Perceberam? Neste esquema de trabalho, ainda que Lee tivesse um papel de coordenação – muito próximo à sua função de editor – todos os detalhes, as nuances da trama, a ação dos coadjuvantes e a maneira como o problema se apresenta e como é resolvido cabiam aos desenhistas. Especialmente, Jack Kirby, que foi seu maior parceiro na época áurea da Marvel Comics.
Mas no fim, as revistas listavam Stan Lee como roteirista e Jack Kirby (ou Steve Ditko, Don Heck, John Buscema, John Romita, Gene Colan etc.) apenas como desenhistas. E isso não era justo. E como o crédito de escritor cabia à Lee a ele cabiam os méritos e a adulação da imprensa, o que casava muito bem com seu temperamento festivo, gregário, animado e falador, ao contrário da maioria de seus artistas, que eram sujeitos retraídos, tímidos e de poucas palavras.

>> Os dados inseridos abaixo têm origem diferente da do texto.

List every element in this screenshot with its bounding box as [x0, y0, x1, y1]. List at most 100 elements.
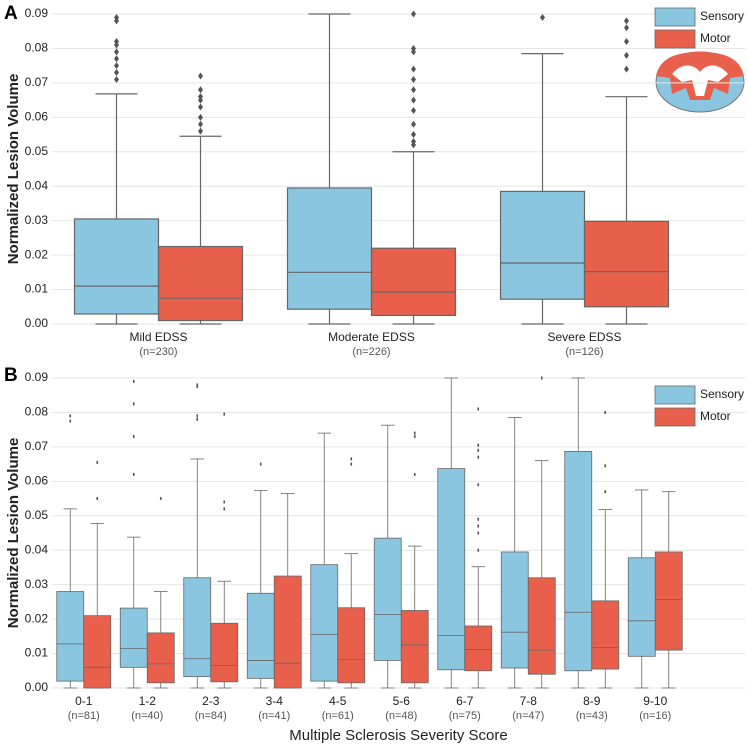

O Método Marvel funcionou maravilhosamente, em termos criativos, com nomes como Kirby, Ditko, Romita ou Colan, mas também produziu um sem-número de artistas descontentes, que acharam que o estratagema não era justo. E a maior parte da “grande obra” do Universo Marvel que envolve Lee foi produzido especialmente em parceria com Kirby, Ditko ou Romita: Kirby atuou com Quarteto Fantástico, Thor, Vingadores, X-Men, Capitão América… para citar apenas os principais; ao passo que Ditko criou e desenvolveu o Homem-Aranha e o Doutor Estranho; e Romita assumiu o Homem-Aranha em sua fase mais célebre e clássica.
É este tipo de ponto que Scioli trabalha em sua biografia, além de explorar um pouco os tristes anos finais de Lee, em que ele, aparentemente, foi explorado por todos ao seu redor, quase ao ponto de sua senilidade. Ou talvez, totalmente por sua senilidade.
Dessa forma, Prazer, Stan, dialoga diretamente com Invencível: A Ascensão e Queda de Stan Lee, a fabulosa biografia escrita por Abraham Riesman, que segue o mesmo tipo de abordagem, e se contrapõe, portanto, a outra biografia em HQ do The Man, Incrível, Fantástico, Inacreditável: Stan Lee, de Peter David e Colleen Doran, ou A Espetacular Vida de Stan Lee, escrita por Danny Fingeroth. Sem esquecer que David é um escritor de HQs com célebres passagens na Marvel e na DC Comics e Fingeroth foi editor da Marvel, inclusive, do Homem-Aranha.
Prazer, Stan tem 208 páginas e capa dura e está disponível nas livrarias do Brasil.